Al termine di questo studio devo rispondere alla domanda di un collega che mi chiedeva come mai avessi speso tanto tempo nella stesura di un lavoro dedicato ad una patologia della cosi detta terza età o giù di lì.
La risposta è stata inattesa in quanto ho spiegato che sui trattati di neurologia il “declino cognitivo lieve” appartiene ai 50-60enni ma nella pratica clinica quotidiana appartiene ai 40enni e spesso ai 30enni per il diffuso consumo di droghe e alcool che minano fin dalla giovane età doni preziosi quali la memoria e la capacità ideatoria.

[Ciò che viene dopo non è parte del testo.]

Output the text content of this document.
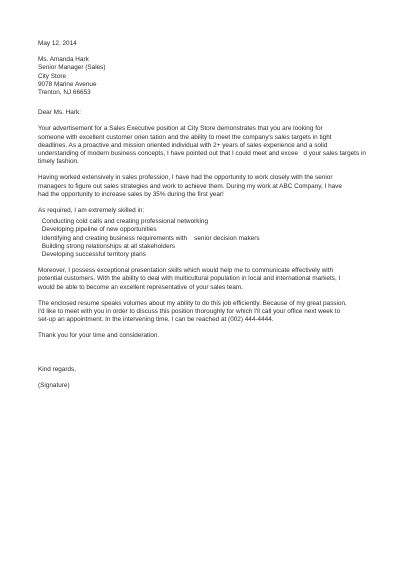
May 12, 2014
Ms. Amanda Hark
Senior Manager (Sales)
City Store
9078 Marine Avenue
Trenton, NJ 66653
Dear Ms. Hark:
Your advertisement for a Sales Executive position at City Store demonstrates that you are looking for
someone with excellent customer orien tation and the ability to meet the company's sales targets in tight
deadlines. As a proactive and mission oriented individual with 2+ years of sales experience and a solid
understanding of modern business concepts, I have pointed out that I could meet and excee   d your sales targets in
timely fashion.
Having worked extensively in sales profession, I have had the opportunity to work closely with the senior
managers to figure out sales strategies and work to achieve them. During my work at ABC Company, I have
had the opportunity to increase sales by 35% during the first year!
As required, I am extremely skilled in:
Conducting cold calls and creating professional networking
Developing pipeline of new opportunities
Identifying and creating business requirements with    senior decision makers
Building strong relationships at all stakeholders
Developing successful territory plans
Moreover, I possess exceptional presentation skills which would help me to communicate effectively with
potential customers. With the ability to deal with multicultural population in local and international markets, I
would be able to become an excellent representative of your sales team.
The enclosed resume speaks volumes about my ability to do this job efficiently. Because of my great passion,
I'd like to meet with you in order to discuss this position thoroughly for which I'll call your office next week to
set-up an appointment. In the intervening time, I can be reached at (002) 444-4444.
Thank you for your time and consideration.
Kind regards,
(Signature)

In tutto questo sicuramente una grossa responsabilità è posseduta dall’uso precoce e diffusissimo della cannabis. Gli studi che attestano il potere tossico della droga sulla memoria e sulla capacità di apprendimento sono molti e inoppugnabili ma, stranamente, vengono passati sotto silenzio o emarginati come scomodi. Nella pratica clinica capita spesso di riconoscere i consumatori di sostanze o alcool, dalla messa in evidenza di deficit cognitivi latenti che richiedono numerose volte la ripetizione di concetti elementari e semplicissimi. A volte, anche a trent’ anni, capire e memorizzare le modalità di assunzione di un farmaco diventa un’impresa alla quale il sanitario deve partecipare con una grande pazienza e comprensione.
Quindi l’utilizzo oculato di queste spezie non riguarda solamente la seconda età ma anche e soprattutto i giovani in quanto suscettibili di grossi recuperi cognitivi e mnemonici se curati tempestivamente e in maniera adeguata.